In court Thursday, Elliot - dressed in a black suit and not the camouflage jacket he wore earlier in the trial - sat quietly as his attorney described how his client had tried to rid himself of his new drinking buddy, but Unger followed him into his apartment.

Zucker said Unger pushed Elliot down on the bed, grabbing Elliot's groin, and demanded he hand over his gun or a key to a gun locker at the American Legion. Elliot lied, telling him the gun was in the bathroom, and then plucked it from the bedside table with the intention of scaring him off.

But he tripped over one of his three dogs, dropping the gun to the floor, according to Zucker's account. Both men went for the weapon, but Elliot got there first and shot Unger through the chest.

"If he didn't go for that gun, he may have been killed," Zucker said in court Thursday.

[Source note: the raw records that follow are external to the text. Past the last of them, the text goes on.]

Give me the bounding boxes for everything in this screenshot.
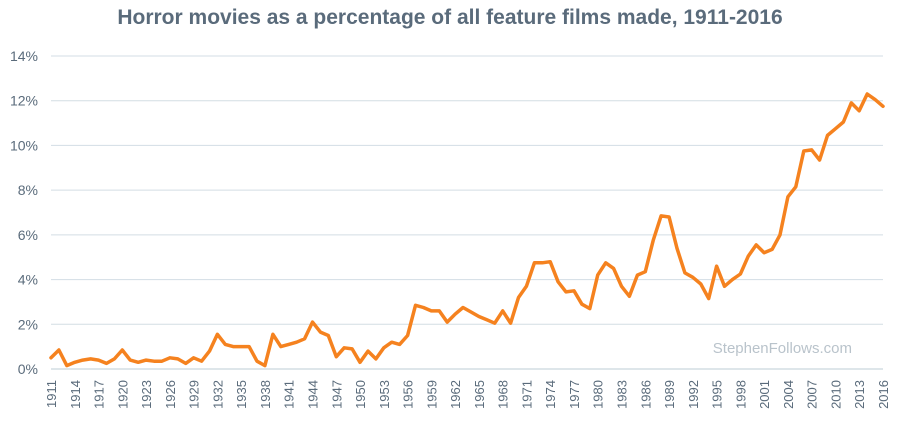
x-tick-label: 1995 <box>710 380 725 409</box>
y-tick-label: 2% <box>18 316 38 332</box>
x-tick-label: 1977 <box>567 380 582 409</box>
x-tick-labels: 1911 1914 1917 1920 1923 1926 1929 1932 1935 1938… <box>44 380 891 409</box>
x-tick-label: 1971 <box>519 380 534 409</box>
x-tick-label: 2001 <box>757 380 772 409</box>
x-tick-label: 1941 <box>282 380 297 409</box>
x-tick-label: 1914 <box>68 380 83 409</box>
x-tick-label: 1950 <box>353 380 368 409</box>
y-tick-label: 14% <box>10 48 38 64</box>
x-tick-label: 1923 <box>139 380 154 409</box>
series-line <box>49 92 885 368</box>
x-tick-label: 1986 <box>638 380 653 409</box>
x-tick-label: 2004 <box>781 380 796 409</box>
x-tick-label: 2007 <box>805 380 820 409</box>
y-tick-label: 12% <box>10 93 38 109</box>
x-tick-label: 1974 <box>543 380 558 409</box>
x-tick-label: 1944 <box>305 380 320 409</box>
chart-title: Horror movies as a percentage of all fea… <box>117 6 783 29</box>
x-tick-label: 1998 <box>733 380 748 409</box>
x-tick-label: 1959 <box>424 380 439 409</box>
x-tick-label: 1968 <box>496 380 511 409</box>
x-tick-label: 1989 <box>662 380 677 409</box>
x-tick-label: 1938 <box>258 380 273 409</box>
x-tick-label: 1935 <box>234 380 249 409</box>
y-tick-label: 6% <box>18 227 38 243</box>
x-tick-label: 1926 <box>163 380 178 409</box>
x-tick-label: 1980 <box>591 380 606 409</box>
y-tick-label: 0% <box>18 361 38 377</box>
y-tick-label: 4% <box>18 272 38 288</box>
x-tick-label: 1917 <box>92 380 107 409</box>
x-tick-label: 1956 <box>401 380 416 409</box>
y-tick-label: 10% <box>10 137 38 153</box>
x-tick-label: 1962 <box>448 380 463 409</box>
x-tick-label: 1929 <box>187 380 202 409</box>
x-tick-label: 2010 <box>828 380 843 409</box>
watermark-text: StephenFollows.com <box>713 340 852 357</box>
x-tick-label: 1983 <box>615 380 630 409</box>
x-tick-label: 1965 <box>472 380 487 409</box>
grid-lines <box>51 55 883 370</box>
x-tick-label: 1953 <box>377 380 392 409</box>
y-tick-label: 8% <box>18 182 38 198</box>
x-tick-label: 2016 <box>876 380 891 409</box>
x-tick-label: 1932 <box>210 380 225 409</box>
x-tick-label: 1911 <box>44 380 59 408</box>
x-tick-label: 1920 <box>115 380 130 409</box>
x-tick-label: 2013 <box>852 380 867 409</box>
x-tick-label: 1992 <box>686 380 701 409</box>
x-tick-label: 1947 <box>329 380 344 409</box>
y-tick-labels: 0% 2% 4% 6% 8% 10% 12% 14% <box>10 48 38 377</box>
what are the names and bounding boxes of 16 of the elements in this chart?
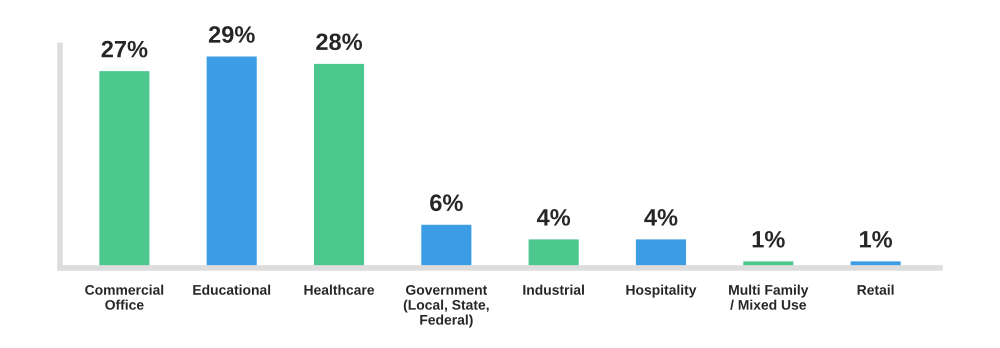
x-tick-label: Healthcare — [304, 284, 374, 295]
x-tick-label: Industrial — [523, 284, 584, 295]
data-label: 1% — [752, 230, 785, 248]
x-tick-label: Government (Local, State, Federal) — [404, 284, 489, 328]
data-label: 28% — [316, 33, 362, 50]
x-tick-label: Educational — [193, 284, 270, 295]
x-tick-label: Retail — [858, 284, 894, 295]
data-label: 4% — [644, 209, 678, 226]
data-label: 1% — [860, 230, 892, 248]
x-tick-label: Commercial Office — [85, 284, 164, 310]
data-label: 29% — [208, 26, 255, 43]
x-tick-label: Hospitality — [626, 284, 696, 298]
x-tick-label: Multi Family / Mixed Use — [729, 284, 808, 310]
data-label: 4% — [536, 209, 570, 226]
data-label: 6% — [430, 194, 463, 212]
data-label: 27% — [102, 40, 148, 58]
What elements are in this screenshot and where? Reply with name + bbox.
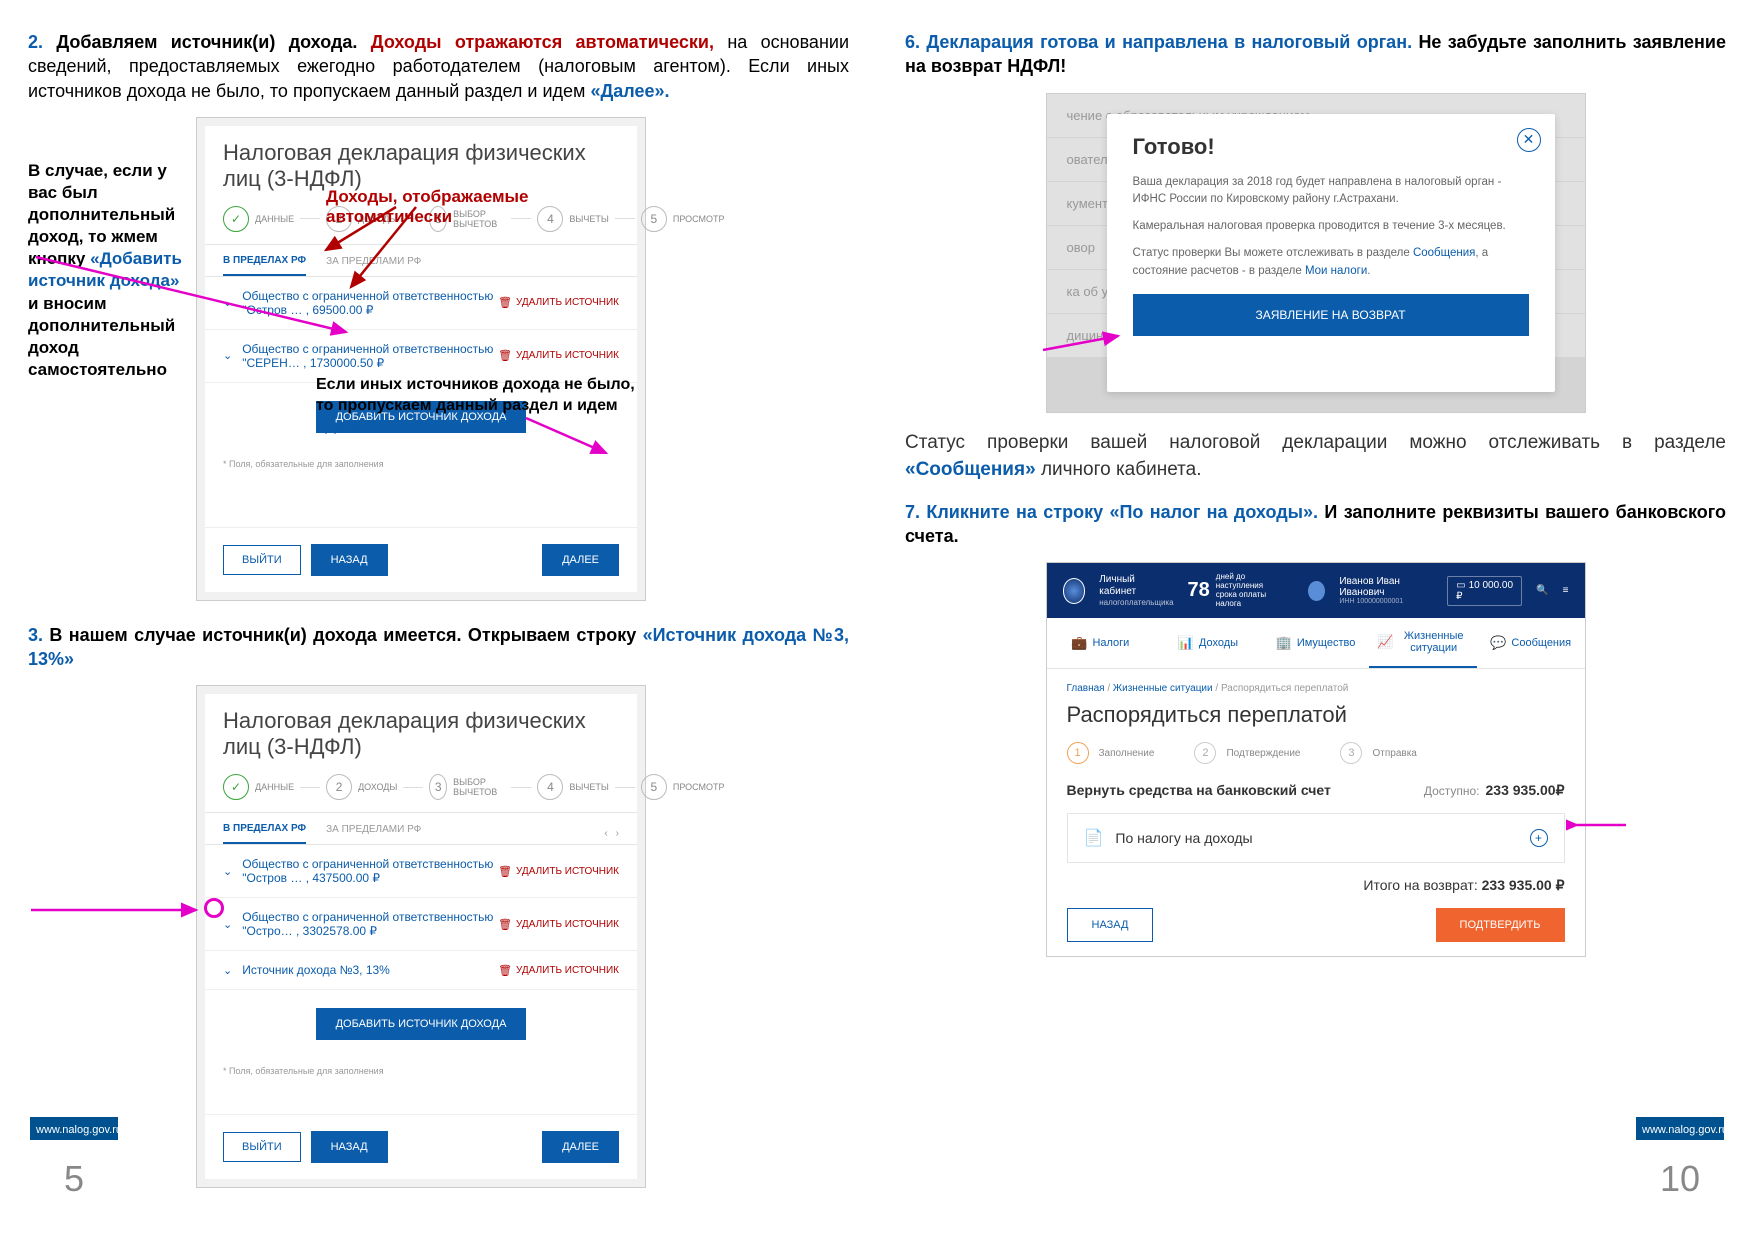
next-button[interactable]: ДАЛЕЕ [542, 544, 619, 576]
delete-source-button[interactable]: УДАЛИТЬ ИСТОЧНИК [498, 296, 619, 309]
status-note: Статус проверки вашей налоговой декларац… [905, 429, 1726, 484]
arrow-magenta-source3 [26, 900, 206, 920]
avatar-icon [1308, 581, 1325, 601]
return-row: Вернуть средства на банковский счет Дост… [1067, 782, 1565, 799]
page-10: 6. Декларация готова и направлена в нало… [877, 0, 1754, 1240]
menu-icon[interactable]: ≡ [1563, 585, 1569, 596]
side-note: В случае, если у вас был дополнительный … [28, 160, 193, 381]
back-button[interactable]: НАЗАД [1067, 908, 1154, 942]
page-number-box: www.nalog.gov.ru 5 [30, 1117, 118, 1218]
chart-icon: 📊 [1178, 635, 1194, 651]
tabs: В ПРЕДЕЛАХ РФ ЗА ПРЕДЕЛАМИ РФ ‹› [205, 813, 637, 845]
form-stepper: ✓ДАННЫЕ 2ДОХОДЫ 3ВЫБОР ВЫЧЕТОВ 4ВЫЧЕТЫ 5… [205, 770, 637, 813]
annotation-auto-incomes: Доходы, отображаемые автоматически [326, 187, 646, 227]
modal-text-1: Ваша декларация за 2018 год будет направ… [1133, 174, 1529, 209]
breadcrumb: Главная / Жизненные ситуации / Распоряди… [1067, 683, 1565, 694]
nav-life[interactable]: 📈Жизненные ситуации [1369, 618, 1477, 668]
wallet-balance[interactable]: ▭10 000.00 ₽ [1447, 576, 1522, 606]
link-messages[interactable]: Сообщения [1413, 247, 1475, 259]
income-row-1[interactable]: ⌄ Общество с ограниченной ответственност… [205, 277, 637, 330]
lk-nav: 💼Налоги 📊Доходы 🏢Имущество 📈Жизненные си… [1047, 618, 1585, 669]
chevron-down-icon: ⌄ [223, 296, 232, 309]
modal-text-3: Статус проверки Вы можете отслеживать в … [1133, 245, 1529, 280]
chevron-down-icon: ⌄ [223, 918, 232, 931]
form-title: Налоговая декларация физических лиц (3-Н… [205, 694, 637, 770]
income-row-1[interactable]: ⌄ Общество с ограниченной ответственност… [205, 845, 637, 898]
screenshot-lk: Личный кабинетналогоплательщика 78дней д… [1046, 562, 1586, 957]
pager[interactable]: ‹› [604, 828, 619, 839]
instruction-3: 3. В нашем случае источник(и) дохода име… [28, 623, 849, 672]
tab-out-rf[interactable]: ЗА ПРЕДЕЛАМИ РФ [326, 824, 421, 843]
income-row-2[interactable]: ⌄ Общество с ограниченной ответственност… [205, 898, 637, 951]
confirm-button[interactable]: ПОДТВЕРДИТЬ [1436, 908, 1565, 942]
delete-source-button[interactable]: УДАЛИТЬ ИСТОЧНИК [498, 349, 619, 362]
page-title: Распорядиться переплатой [1067, 702, 1565, 728]
tab-out-rf[interactable]: ЗА ПРЕДЕЛАМИ РФ [326, 256, 421, 275]
back-button[interactable]: НАЗАД [311, 544, 388, 576]
exit-button[interactable]: ВЫЙТИ [223, 1132, 301, 1162]
screenshot-declaration-2: Налоговая декларация физических лиц (3-Н… [196, 685, 646, 1188]
tab-in-rf[interactable]: В ПРЕДЕЛАХ РФ [223, 823, 306, 844]
nav-taxes[interactable]: 💼Налоги [1047, 618, 1155, 668]
chevron-down-icon: ⌄ [223, 349, 232, 362]
page-number: 10 [1636, 1140, 1724, 1218]
modal-text-2: Камеральная налоговая проверка проводитс… [1133, 218, 1529, 235]
instruction-2: 2. Добавляем источник(и) дохода. Доходы … [28, 30, 849, 103]
next-button[interactable]: ДАЛЕЕ [542, 1131, 619, 1163]
tabs: В ПРЕДЕЛАХ РФ ЗА ПРЕДЕЛАМИ РФ [205, 245, 637, 277]
delete-source-button[interactable]: УДАЛИТЬ ИСТОЧНИК [498, 865, 619, 878]
annotation-skip: Если иных источников дохода не было, то … [316, 375, 646, 437]
step-1-done: ✓ [223, 206, 249, 232]
screenshot-ready-modal: чение с образовательным учреждением оват… [1046, 93, 1586, 413]
lk-header: Личный кабинетналогоплательщика 78дней д… [1047, 563, 1585, 618]
required-note: * Поля, обязательные для заполнения [205, 1058, 637, 1084]
chat-icon: 💬 [1490, 635, 1506, 651]
building-icon: 🏢 [1276, 635, 1292, 651]
document-icon: 📄 [1084, 828, 1104, 848]
modal-dialog: ✕ Готово! Ваша декларация за 2018 год бу… [1107, 114, 1555, 392]
instruction-7: 7. Кликните на строку «По налог на доход… [905, 500, 1726, 549]
site-url: www.nalog.gov.ru [30, 1120, 118, 1140]
site-url: www.nalog.gov.ru [1636, 1120, 1724, 1140]
nav-income[interactable]: 📊Доходы [1154, 618, 1262, 668]
pulse-icon: 📈 [1377, 634, 1393, 650]
chevron-down-icon: ⌄ [223, 865, 232, 878]
fns-logo-icon [1063, 578, 1086, 604]
total-row: Итого на возврат: 233 935.00 ₽ [1067, 877, 1565, 894]
delete-source-button[interactable]: УДАЛИТЬ ИСТОЧНИК [498, 964, 619, 977]
add-source-button[interactable]: ДОБАВИТЬ ИСТОЧНИК ДОХОДА [316, 1008, 527, 1040]
search-icon[interactable]: 🔍 [1536, 585, 1548, 596]
instruction-6: 6. Декларация готова и направлена в нало… [905, 30, 1726, 79]
chevron-down-icon: ⌄ [223, 964, 232, 977]
delete-source-button[interactable]: УДАЛИТЬ ИСТОЧНИК [498, 918, 619, 931]
expand-icon[interactable]: + [1530, 829, 1548, 847]
income-row-3[interactable]: ⌄ Источник дохода №3, 13% УДАЛИТЬ ИСТОЧН… [205, 951, 637, 990]
refund-application-button[interactable]: ЗАЯВЛЕНИЕ НА ВОЗВРАТ [1133, 294, 1529, 336]
exit-button[interactable]: ВЫЙТИ [223, 545, 301, 575]
close-icon[interactable]: ✕ [1517, 128, 1541, 152]
wallet-icon: 💼 [1071, 635, 1087, 651]
page-number: 5 [30, 1140, 118, 1218]
modal-title: Готово! [1133, 134, 1529, 160]
nav-property[interactable]: 🏢Имущество [1262, 618, 1370, 668]
page-5: 2. Добавляем источник(и) дохода. Доходы … [0, 0, 877, 1240]
back-button[interactable]: НАЗАД [311, 1131, 388, 1163]
tab-in-rf[interactable]: В ПРЕДЕЛАХ РФ [223, 255, 306, 276]
lk-stepper: 1Заполнение 2Подтверждение 3Отправка [1067, 742, 1565, 764]
required-note: * Поля, обязательные для заполнения [205, 451, 637, 477]
page-number-box: www.nalog.gov.ru 10 [1636, 1117, 1724, 1218]
link-my-taxes[interactable]: Мои налоги [1305, 265, 1367, 277]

In his closing argument Thursday, Gallagher disputed the validity of Elliot's trial testimony.

If Unger was a threat, why did Elliot's mother and sister allow him to help Elliot back to his apartment? And if Elliot screamed for help, why did none of his family downstairs hear anything but the men arguing, as they had all night, before there was a toilet flush and then a "bang" and a "thud" - presumably the gun firing and Unger's body hitting the floor?

"His story doesn't make any sense," Gallagher said. "He waited outside the bathroom with his gun for Michael Unger to come out. When are you more vulnerable?"

Following his 2008 arrest, Elliot spent two years at the Camden County Jail before his family was able to post $500,000 bail, Zucker said.

After his trial wrapped up Thursday, Elliot left the courthouse and headed home. A couple hours later, he could be seen walking through his neighborhood and into the house where he had shot Unger.